I am supposed to be packing to go to Cleveland tomorrow to see my oncologist. It is raining and raining and raining. It is dark and dreary.

I read a quote on Sunday to the effect that the problem with man is not that he is finite but that man doesn't believe that he is finite. I don't think it is quite the same idea as Hopkins. We are finite, mortal like leaves of grass, we wither and die (a misquote from Isaiah last Sunday and I think from Ecclesiates not that I can spell). We die, those we love die, people we have never met die.

9 comments:

cheesehead said...

((((JC)))))

Magdalene6127 said...

This is the place from which we all start, and to which we all return. Odd, though: is there a kind of freedom in it? A freedom for grace to enter in, when we really get that this is the human condition?

Praying with you on this cold (rainy for you, snowy for me) afternoon.

Gannet Girl said...

Grace or not (and who knows?), the inevitable and endless dying can seem only bleak.

Gannet Girl said...

If you are still going to be in town on Thurs and you want to, email me at gannetgirlatsbcglobaldotnet.

Songbird said...

Oh, jc, I feel lonely for her, though I know it's sometimes meds or wrong meds talking when an older person feels defeated in the hospital. Wish I could make the trip with you--I hope that doesn't sound weird coming from someone you've never met, but I wish I could.

Joan Calvin said...

Thanks to all of you. I feel really comfortable with where the parishioner is. I can understand the tiredness of not feeling better, being stuck in bed, not seeing an end. I am not a believer that attitude is everything. It is something, but not everything. I am most concerned about the daughter and whether she wants her mother to live at any price to her mother. So many people are not ready to give up a loved one when the time comes. But it comes for all of us. I would like to help the daughter be able to listen to her mother and if it is time, to help ease her transition from this world to the next. Songbird, someday we will know each other in person. Gannetgirl, I'm sending an email your way.

Gannet Girl said...

One of my saddest experiences this past summer at CPE occurred when an adult daughter told me that her parent had "given up." With a body as ravaged as that individual's and words whispered to me one one day when the ventilator had been briefly and temporarily, as it turned out, removed, "Get me to beach," what I saw bore no resemblance to "giving up." But conveying that to the family was another story.

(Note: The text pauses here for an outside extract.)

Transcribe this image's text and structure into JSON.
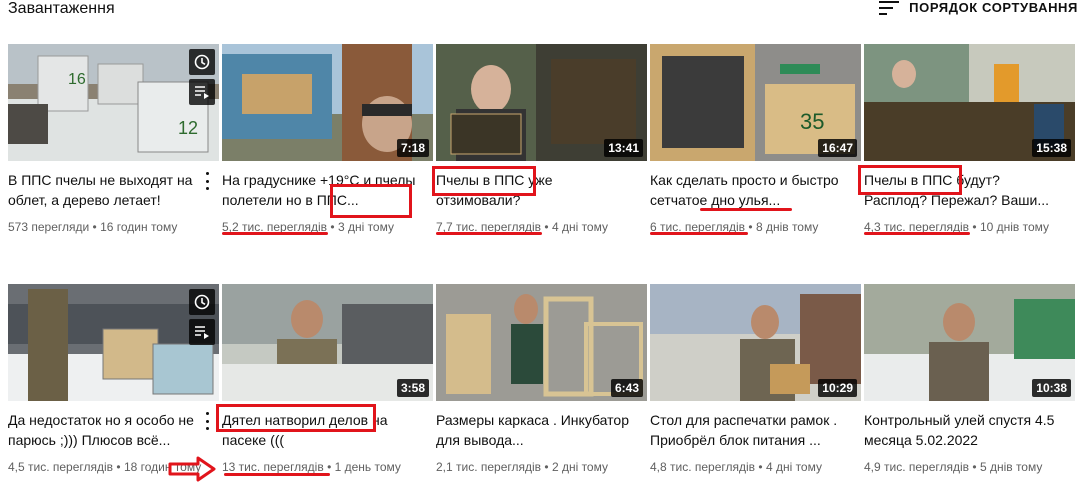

It took the family another week to come to terms with what was going on, call in hospice, and depart the hospital. I saw the obituary two days later in the paper and felt that I had failed that person rather profoundly.

tm@gw said...

This morning I am commemorating the three-year anniversary of my mother's death. I stumbled across this blog after a web search for the text of the Hopkins poem. The words Joan wrote, copied below, were very comforting as I was the one who eased my own mother's transition. I didn't understand what was happening and had no idea she would be leaving after just four months under my care. I have many regrets; hindsight indeed is 20/20. She was, however, at peace and loved. I miss her dearly.



Joan wrote:
I can understand the tiredness of not feeling better, being stuck in bed, not seeing an end. I am not a believer that attitude is everything. It is something, but not everything. I am most concerned about the daughter and whether she wants her mother to live at any price to her mother. So many people are not ready to give up a loved one when the time comes. But it comes for all of us. I would like to help the daughter be able to listen to her mother and if it is time, to help ease her transition from this world to the next.